民泊新法が国会通過後に激変する民泊市場の最前線

法案通過の夕方、テレビ報道では大田区の特区民泊最前線に簡易宿所を取得したプロ事業者の参入が報道されていました。(NYデザイナーによる民泊ホテルや京王電鉄の一棟型など)

今後、マンション型の合法民泊での現状ホストの収支は以下の観点から困難になります。
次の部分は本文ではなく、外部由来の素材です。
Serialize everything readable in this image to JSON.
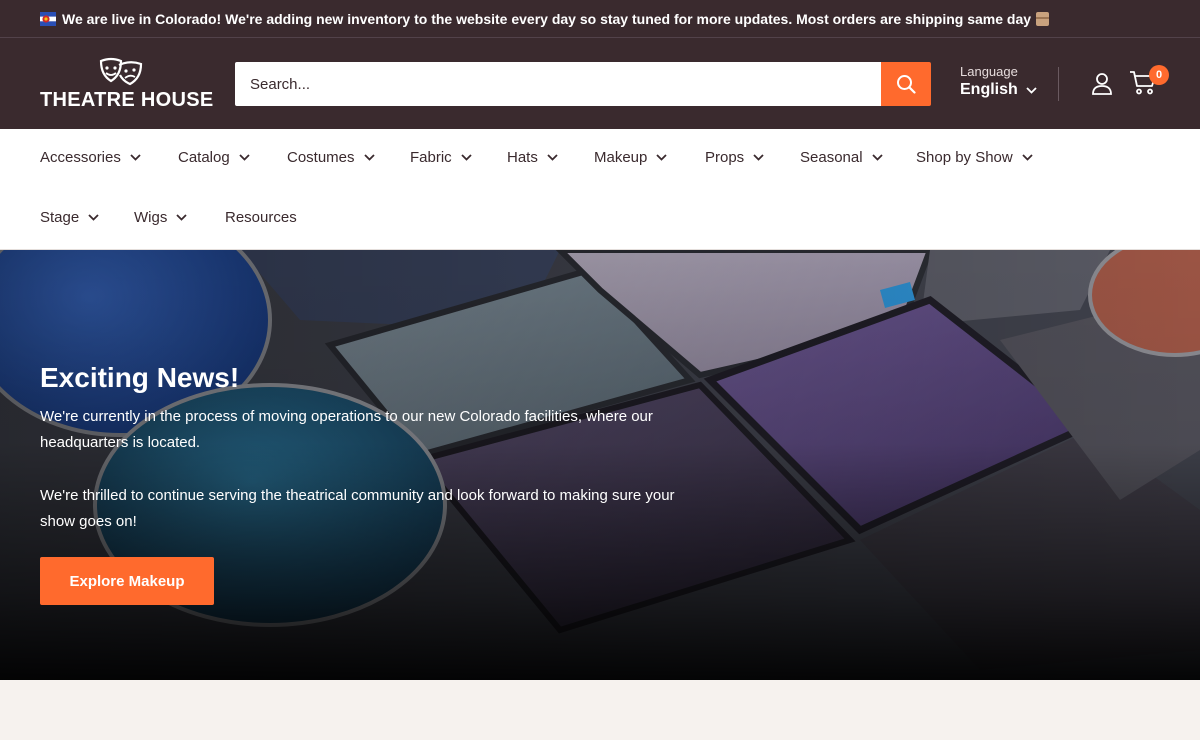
{
  "announcement": {
    "text": "We are live in Colorado! We're adding new inventory to the website every day so stay tuned for more updates. Most orders are shipping same day",
    "lead_icon": "colorado-flag-icon",
    "trail_icon": "package-icon"
  },
  "header": {
    "logo_text": "THEATRE HOUSE",
    "logo_icon": "theatre-masks-icon",
    "search_placeholder": "Search...",
    "search_icon": "search-icon",
    "language_label": "Language",
    "language_value": "English",
    "account_icon": "user-icon",
    "cart_icon": "cart-icon",
    "cart_count": "0"
  },
  "nav": {
    "items": [
      {
        "label": "Accessories",
        "dropdown": true
      },
      {
        "label": "Catalog",
        "dropdown": true
      },
      {
        "label": "Costumes",
        "dropdown": true
      },
      {
        "label": "Fabric",
        "dropdown": true
      },
      {
        "label": "Hats",
        "dropdown": true
      },
      {
        "label": "Makeup",
        "dropdown": true
      },
      {
        "label": "Props",
        "dropdown": true
      },
      {
        "label": "Seasonal",
        "dropdown": true
      },
      {
        "label": "Shop by Show",
        "dropdown": true
      },
      {
        "label": "Stage",
        "dropdown": true
      },
      {
        "label": "Wigs",
        "dropdown": true
      },
      {
        "label": "Resources",
        "dropdown": false
      }
    ]
  },
  "hero": {
    "title": "Exciting News!",
    "paragraph1": "We're currently in the process of moving operations to our new Colorado facilities, where our headquarters is located.",
    "paragraph2": "We're thrilled to continue serving the theatrical community and look forward to making sure your show goes on!",
    "button_label": "Explore Makeup",
    "background": "eyeshadow-palette-image"
  },
  "colors": {
    "header_bg": "#3a2a2e",
    "accent": "#ff6a2d",
    "page_bg": "#f6f2ee"
  }
}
まず180日規制の下で、民泊管理(住宅宿泊管理業務)の管理費を追加で支払い、かつ区分所有マンション型が一棟オーナーと管理組合の同意が必須となり、ほぼ民泊運営が下記匿名性排除の行政指導をするため、難しくなります。

また「レオパレス」や「楽天」、「LIFULL HOME’S」などの民泊ポータル事業者の参入は、肝心のOTA活用でのインバウンド客のユニークオーディエンスが3億PVを超える「Booking.com」「HomeAway」「Airbnb」に比較して、外国人の送客機能が期待できません。

ホストの匿名性排除へ(新法成立後のAirbnbの当局へのホスト情報の通知施策報道)

新春からのMeetUpにて以前から説明してきましたが、6月24日報道されたホスト各位の匿名性排除が観光庁よりの行政指導より、同社が日本での事業継続の条件受託を受け入れをマスコミにリークするという報道がありました。

偶然、報道当日に福岡の民泊マンション(ホストの方は10件のマンションを運営中で1400件レビューを獲得)に宿泊していましたが、なんと玄関とエレベーターには「Airbnb」を名指しで告知違法勧告するビラがあり、市内主要マンションへの勧告がなされるようです。いよいよ皆さんの方向を決め、法施行を半年期間に民泊新法180日以下か、年間運営可能な簡易宿所合法か、民泊関連の民旅に向かうかの選択をこの半年で行い準備をする必要があります。これら行政の取り締まり強化は大阪、京都などでの外注化や駐車違反の取り締まり外注のように行われます。
そんな環境でも「民泊EXPO」で話題だった次世代の若者や地方の『民旅』は成長を続けています。東大女子大学生の龍崎祥子さんは富良野の簡易宿所、京都旅館に続き、80歳の女将が築いた大雪山の旅館の再生にチャレンジしています。

 

 

 

 

 

 

『痛部屋』の王さんは様々なジャンルのテーマ部屋を継続。『銀魂』の新シリーズも15分で150日分完売で7千万円の実績を上げ、旅館業法の新業態にチャレンジされています。

 

 

 

 

 

 

 

民旅ビジネスにシフトするかどうか、決断の時ですね。

「パソナ」などが進めるイベント民泊は年間1度しか営業できず、「百戦錬磨」の徳島での農業民泊は収益化の禁止事項まであります。惑わされない情報収集と、今こそ地域コミュニティ活動での官民の連携が必須です。

ホストとのmeet upでは3割が民泊新法、6割が簡易宿所、1割が撤退し民旅へという流れでした。